IRMANADA COM ESSE CORPO E SEU AQUÁTICO JAZIGO
Começar confessando.
Confessar que minha alma foi comprada. Que minha alma nunca foi minha. E que as noites me comem pelas beiradas desde que selei o contrato. Ter emprestado à lua o próprio sangue é deixar-se morrer toda noite, anêmica, desprovida de cor e veias. Deixar-se abrir e aguar. Como as águas d’Ele me dividindo ao meio. Tão cedo para falar d’Ele, o comprador da minha alma. Uma criança preocupada com os jogo e os colegas, alheia ao mundo dos adultos. Ele é quem é por ser alheio. Por estar de fora. Como um deus que houve uma prece. Como a ilusão de que todas as preces serão ouvidas e o amargor dos dias não vai passar de um retrogosto.
Queria dedicar a Ele que me comprou as palavras, que me despiu da realidade, que come o meu fígado todo dia mas me mantém viva. Queria dedicar a Ele, Dionísio, a morte que eu vivo todo dia. E as palavras de luta e de ordem que me mastigam a poesia. Ele, Fundador da Minha Solidão, que Ele me ofereça as mãos já que nunca pude usar as minhas.
Eu o odeio, Dionísio. Por ser a minha metade fundida ao nada. Muda. Por ter me presenteado com a graça de uma quase voz instável e tremida.
Por ter arrancado a minha beleza. E meus olhos. E minha partida. Por ter feito de mim um bastidor de feridas.
O DESEJO DE SER TUDO
Como se nascessem rosas dos meus pulsos. O sangue de Afrodite salvando Adônis tingindo a pétala-carne de vermelho. Como estigmas. O fogo da flecha, da lança, da lâmina de ouro (dourado, dourado como Ele) me atravessando o corpo, me tornando também ouro e chama. Ir para o sol, almejar o sol, não se contentar com o calor e com a luz. Derreter em pleno voo e ser d’Ele, o deus-sol, o dono da vida, a perfeição que não se pode ter quando não se é tudo. Eu planejo me libertar, conseguir, eu planejo o outro dia pleno mas sou apenas uma planta com raízes e pétalas frágeis. Dependentes de luz e de água. Uma flor que à noite fenece, que já morreu mas brilha porque a lua lhe traz conforto, apagamento, frio. A lua a alivia enquanto o sol a arrebata. Mas não se pode viver de noite. Eternamente. Não se pode viver desta escuridão que leva a nada além de sombras e de esperança do fim do caminho. De asas. De liberdade. De flutuar, o corpo em brasa interna, revestido de ouro, o corpo em vestes brancas e puras e armas de soldado. Eu quero ser livre. “Eu” quero que “eu” não exista mais. Quando partir daqui e voltar à pátria que me pertence, serão os braços d’Ele, Apolo Dourado em Vestes Brancas Cerimoniais, que hão de me receber. Eu vi o fim. (Eu O vi). Mas que qualquer um. Enxerguei na minha própria pele a extinção do que nos separa do sagrado vestido em divino armado em sacrificial. É preciso lutar, mas eu não creio mais nas batalhas.
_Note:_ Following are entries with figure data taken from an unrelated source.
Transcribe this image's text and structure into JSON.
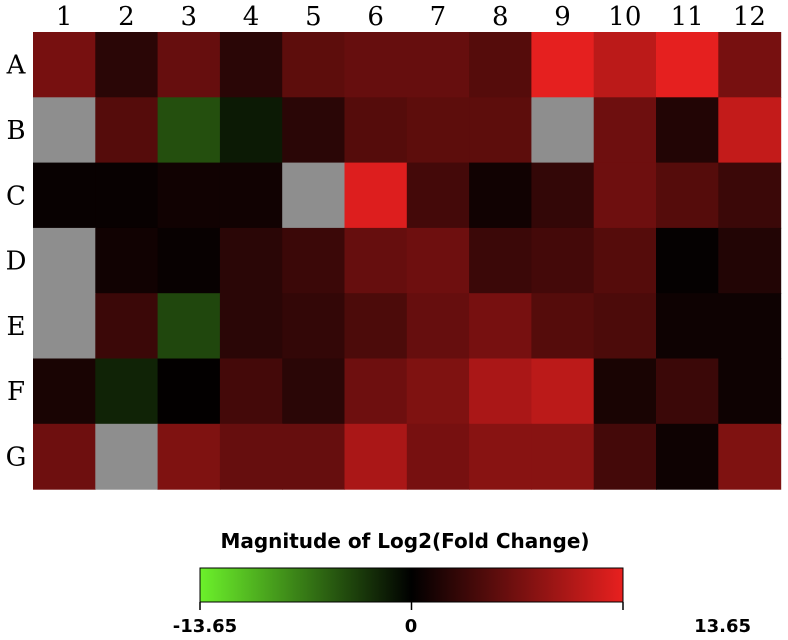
{
  "chart_data": {
    "type": "heatmap",
    "columns": [
      "1",
      "2",
      "3",
      "4",
      "5",
      "6",
      "7",
      "8",
      "9",
      "10",
      "11",
      "12"
    ],
    "rows": [
      "A",
      "B",
      "C",
      "D",
      "E",
      "F",
      "G"
    ],
    "values": [
      [
        7.0,
        2.5,
        6.0,
        2.5,
        5.5,
        6.0,
        6.0,
        5.0,
        13.5,
        11.0,
        13.5,
        7.0
      ],
      [
        null,
        5.0,
        -4.5,
        -1.5,
        2.5,
        5.0,
        5.5,
        5.5,
        null,
        6.5,
        2.0,
        11.5
      ],
      [
        0.5,
        0.5,
        1.0,
        1.0,
        null,
        13.0,
        4.0,
        1.0,
        3.0,
        6.5,
        5.0,
        3.5
      ],
      [
        null,
        1.0,
        0.5,
        2.5,
        3.5,
        6.0,
        6.5,
        3.5,
        4.0,
        5.0,
        0.3,
        2.0
      ],
      [
        null,
        3.5,
        -4.0,
        2.5,
        3.0,
        4.5,
        6.0,
        7.0,
        5.0,
        4.5,
        0.8,
        0.8
      ],
      [
        1.5,
        -2.0,
        0.2,
        4.0,
        2.5,
        6.5,
        7.5,
        10.0,
        11.0,
        1.5,
        3.5,
        0.8
      ],
      [
        6.5,
        null,
        7.5,
        6.0,
        6.0,
        10.0,
        7.0,
        8.0,
        8.0,
        4.0,
        0.8,
        7.5
      ]
    ],
    "colorscale": {
      "min": -13.65,
      "mid": 0,
      "max": 13.65,
      "min_color": "#6cf12b",
      "mid_color": "#000000",
      "max_color": "#e8201f",
      "missing_color": "#8e8e8e"
    },
    "legend": {
      "title": "Magnitude of Log2(Fold Change)",
      "ticks": [
        "-13.65",
        "0",
        "13.65"
      ]
    }
  }
}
Não creio mais nessa noite que me arrebata quando deveriam cessar as vozes e as imagens, quando o sangue se transubstanciaria em vinho, em néctar, na vida da rosa. A tua rosa, Dionísio, o teu girassol, Apolo.
PALAVRA DA SALVAÇÃO
Mas me puxa o fio de Ariadne. Todo dia, a saída do labirinto se insinua como uma esperança que eu não queria ter. Seria mais fácil se não tivesse. Se não precisasse criar cartografias da salvação, todo dia ao acordar, todo dia desperta dos sonhos de sangue nos quais me banho como em um batismo. Todo dia de manhã parida. Não me basta mais nascer, apenas. Existir não é o suficiente, deixar este meu corpo à margem do sagrado apartado das respirações matinais, esmigalhado numa oração, numa prece, num vazio. Despetalado. Eu, despetalada. Eu, um caule. Eu, uma raiz. Na boca do Minotauro. Tremendo na pele os dentes que poderiam me dilacerar. Os dentes, a saliva, eu mastigada sem nunca ser de vez devorada.
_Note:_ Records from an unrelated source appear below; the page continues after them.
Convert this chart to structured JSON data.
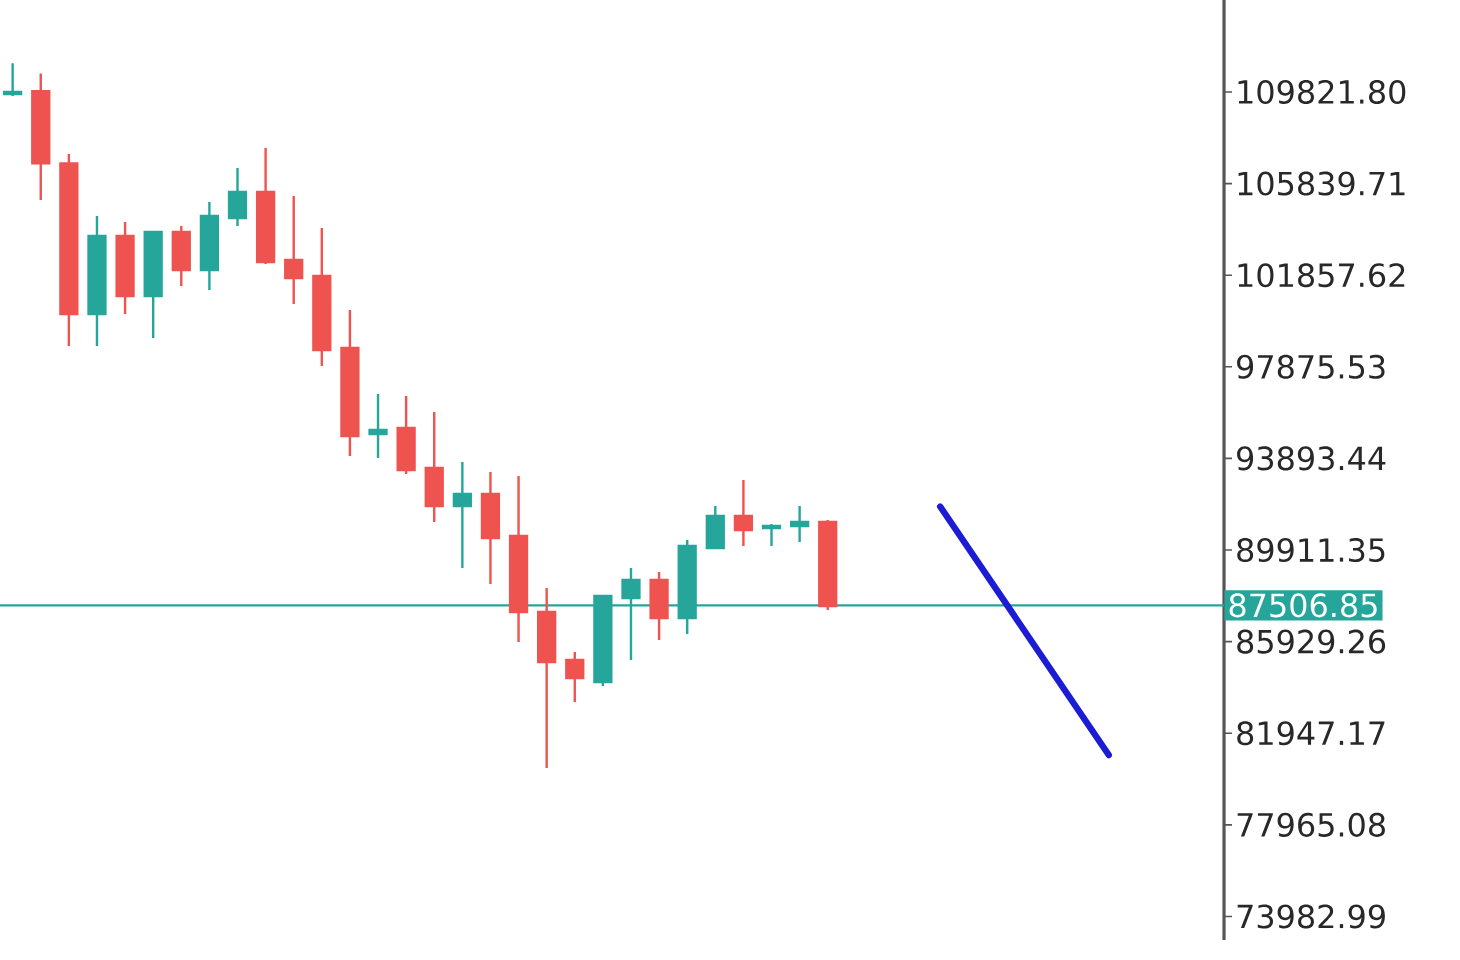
{
  "chart_data": {
    "type": "candlestick",
    "categories": [
      null,
      null,
      null,
      null,
      null,
      null,
      null,
      null,
      null,
      null,
      null,
      null,
      null,
      null,
      null,
      null,
      null,
      null,
      null,
      null,
      null,
      null,
      null,
      null,
      null,
      null,
      null,
      null,
      null,
      null,
      null,
      null,
      null,
      null,
      null,
      null,
      null,
      null,
      null,
      null
    ],
    "ohlc": [
      [
        109735,
        111065,
        109648,
        109822
      ],
      [
        109850,
        110630,
        105127,
        106718
      ],
      [
        106718,
        107127,
        98780,
        100171
      ],
      [
        100171,
        104432,
        98780,
        103562
      ],
      [
        103562,
        104171,
        100171,
        100954
      ],
      [
        100954,
        103736,
        99128,
        103736
      ],
      [
        103736,
        103997,
        101389,
        102084
      ],
      [
        102084,
        105040,
        101215,
        104432
      ],
      [
        104345,
        106518,
        103997,
        105475
      ],
      [
        105475,
        107388,
        102345,
        102432
      ],
      [
        102519,
        105301,
        100606,
        101736
      ],
      [
        101823,
        103910,
        97911,
        98606
      ],
      [
        98693,
        100345,
        93998,
        94868
      ],
      [
        94955,
        96694,
        93911,
        95128
      ],
      [
        95216,
        96607,
        93216,
        93389
      ],
      [
        93476,
        95911,
        91129,
        91825
      ],
      [
        91825,
        93737,
        89129,
        92346
      ],
      [
        92346,
        93302,
        88434,
        90433
      ],
      [
        90520,
        93129,
        85913,
        87217
      ],
      [
        87217,
        88260,
        80436,
        85044
      ],
      [
        85131,
        85478,
        83305,
        84348
      ],
      [
        84174,
        87913,
        84000,
        87913
      ],
      [
        87826,
        89129,
        85131,
        88608
      ],
      [
        88608,
        88955,
        86000,
        86956
      ],
      [
        86956,
        90346,
        86261,
        90086
      ],
      [
        89999,
        91825,
        89999,
        91390
      ],
      [
        91390,
        92955,
        90086,
        90781
      ],
      [
        90868,
        91042,
        90086,
        90955
      ],
      [
        90955,
        91825,
        90259,
        91129
      ],
      [
        91129,
        91216,
        87304,
        87478
      ],
      null,
      null,
      null,
      null,
      null,
      null,
      null,
      null,
      null,
      null
    ],
    "colors": [
      "#26a69a",
      "#ef5350",
      "#ef5350",
      "#26a69a",
      "#ef5350",
      "#26a69a",
      "#ef5350",
      "#26a69a",
      "#26a69a",
      "#ef5350",
      "#ef5350",
      "#ef5350",
      "#ef5350",
      "#26a69a",
      "#ef5350",
      "#ef5350",
      "#26a69a",
      "#ef5350",
      "#ef5350",
      "#ef5350",
      "#ef5350",
      "#26a69a",
      "#26a69a",
      "#ef5350",
      "#26a69a",
      "#26a69a",
      "#ef5350",
      "#26a69a",
      "#26a69a",
      "#ef5350",
      null,
      null,
      null,
      null,
      null,
      null,
      null,
      null,
      null,
      null
    ],
    "series": [
      {
        "type": "line",
        "values": [
          null,
          null,
          null,
          null,
          null,
          null,
          null,
          null,
          null,
          null,
          null,
          null,
          null,
          null,
          null,
          null,
          null,
          null,
          null,
          null,
          null,
          null,
          null,
          null,
          null,
          null,
          null,
          null,
          null,
          null,
          null,
          null,
          null,
          91800,
          null,
          null,
          null,
          null,
          null,
          81000
        ],
        "color": "#1c1cd4"
      }
    ],
    "ref_lines": [
      {
        "axis": "y",
        "value": 87506.85,
        "label": "87506.85",
        "color": "#26a69a"
      }
    ],
    "ylim": [
      72960,
      113820
    ],
    "yticks": [
      {
        "value": 109821.8,
        "label": "109821.80"
      },
      {
        "value": 105839.71,
        "label": "105839.71"
      },
      {
        "value": 101857.62,
        "label": "101857.62"
      },
      {
        "value": 97875.53,
        "label": "97875.53"
      },
      {
        "value": 93893.44,
        "label": "93893.44"
      },
      {
        "value": 89911.35,
        "label": "89911.35"
      },
      {
        "value": 85929.26,
        "label": "85929.26"
      },
      {
        "value": 81947.17,
        "label": "81947.17"
      },
      {
        "value": 77965.08,
        "label": "77965.08"
      },
      {
        "value": 73982.99,
        "label": "73982.99"
      }
    ],
    "tick_labels": "y",
    "grid": false
  }
}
Por favor, me deixe, sua lembrança me provoca frio na espinha e eu não quero lembrar que tenho um corpo. Que tenho um nome. Um instante de sorriso teve mais força que todas as minhas fantasias. Senti o universo correndo no meu sangue, o mesmo universo das suas veias. As galáxias nos seus olhos. É melhor sentir amor do que morrer. Mas qual a diferença se o amor não é outra coisa senão a morte travestida?